You don't have to use a SharedWorker, you can also do domain sharding. Since the concurrent connection limit is per domain, you can add a bunch of DNS records like SSE1.example.org -> 2001:db8::f00; SSE2.example.org -> 2001:db8::f00; SSE3.example.org -> 2001:db8::f00; and so on. Then it's just a matter of picking a domain at random on each page load. A couple hundred tabs ought to be enough for anyone ;)
Good idea if you host a server, but then probably you also could employ HTTP/2 which doesn't have this limitation.
If you offer an executable where the end-user runs it on their own laptop or desktop, you can't expect them to configure multiple domains, but probably there's a way to work-around that: have multiple localhosts like 127.0.0.1, 127.0.0.2, and so on, but there's still one limitation: if the end-user wants to run it on a home server, this won't work as well.
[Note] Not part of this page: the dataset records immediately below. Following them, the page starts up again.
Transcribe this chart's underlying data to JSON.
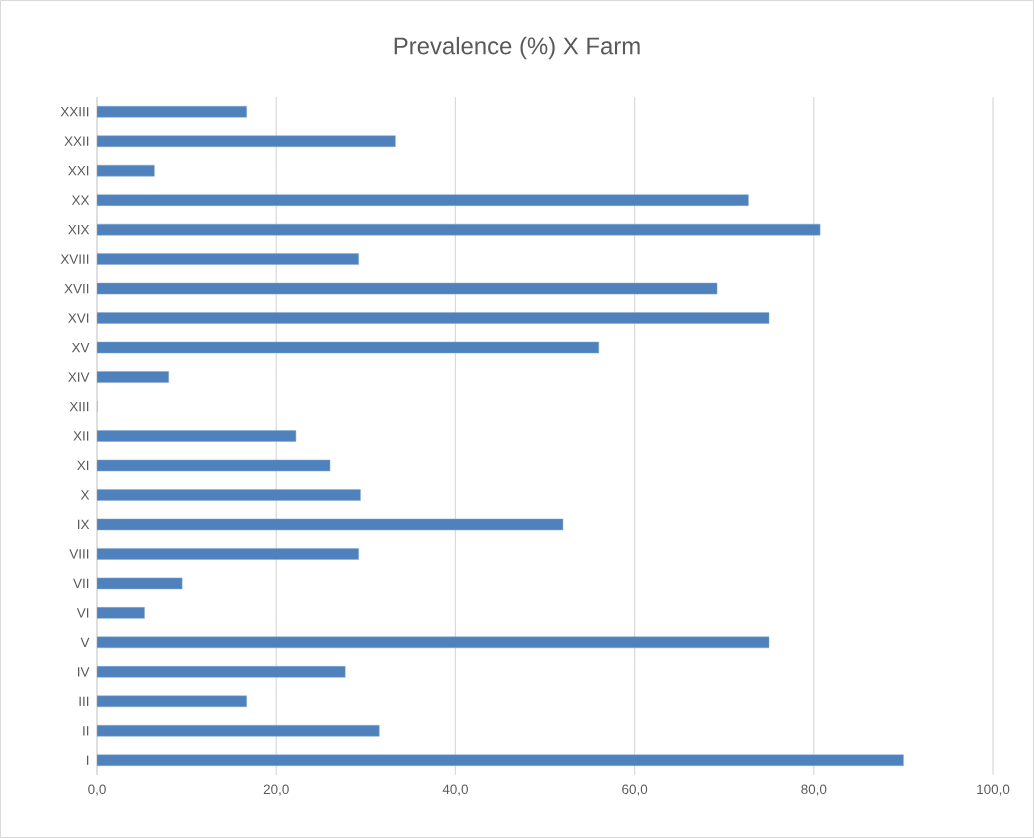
{
  "chart_data": {
    "type": "bar",
    "orientation": "horizontal",
    "title": "Prevalence (%) X Farm",
    "categories": [
      "XXIII",
      "XXII",
      "XXI",
      "XX",
      "XIX",
      "XVIII",
      "XVII",
      "XVI",
      "XV",
      "XIV",
      "XIII",
      "XII",
      "XI",
      "X",
      "IX",
      "VIII",
      "VII",
      "VI",
      "V",
      "IV",
      "III",
      "II",
      "I"
    ],
    "values": [
      16.7,
      33.3,
      6.4,
      72.7,
      80.7,
      29.2,
      69.2,
      75.0,
      56.0,
      8.0,
      0,
      22.2,
      26.0,
      29.4,
      52.0,
      29.2,
      9.5,
      5.3,
      75.0,
      27.7,
      16.7,
      31.5,
      90.0
    ],
    "color": "#4f81bd",
    "xlim": [
      0,
      100
    ],
    "xticks": [
      {
        "value": 0,
        "label": "0,0"
      },
      {
        "value": 20,
        "label": "20,0"
      },
      {
        "value": 40,
        "label": "40,0"
      },
      {
        "value": 60,
        "label": "60,0"
      },
      {
        "value": 80,
        "label": "80,0"
      },
      {
        "value": 100,
        "label": "100,0"
      }
    ],
    "grid": "x"
  }
}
In that case tell him to define multiple names for the home server. Ugh.
WebSocket solves a very different problem. It may be only partially related to organizing two-way communication, but it has nothing to do with data complexity. Moreover, WS are not good enough at transmitting binary data.
If you are using SSE and SW and you need to transfer some binary data from client to server or from server to client, the easiest solution is to use the Fetch API.
`fetch()` handles binary data perfectly well without transformations or additional protocols.
If the data in SW is large enough to require displaying the progress of the data transfer to the server, you will probably be more suited to `XMLHttpRequest`.
You could have your job status update push an update into an in-memory or distributed cache and check that in your long poll rather than a DB lookup, but that may require adding a bunch of complexity to wire the completion of the task to updating said cache. If your database is tuned well and you don’t have any other restrictions (e.g. serverless where you pay by the IO), it may be good enough and come out in the wash.
One thing that seems clumsy in the code example is the loop that queries the data again and again. Would be nicer if the data update could also resolve the promise of the response directly.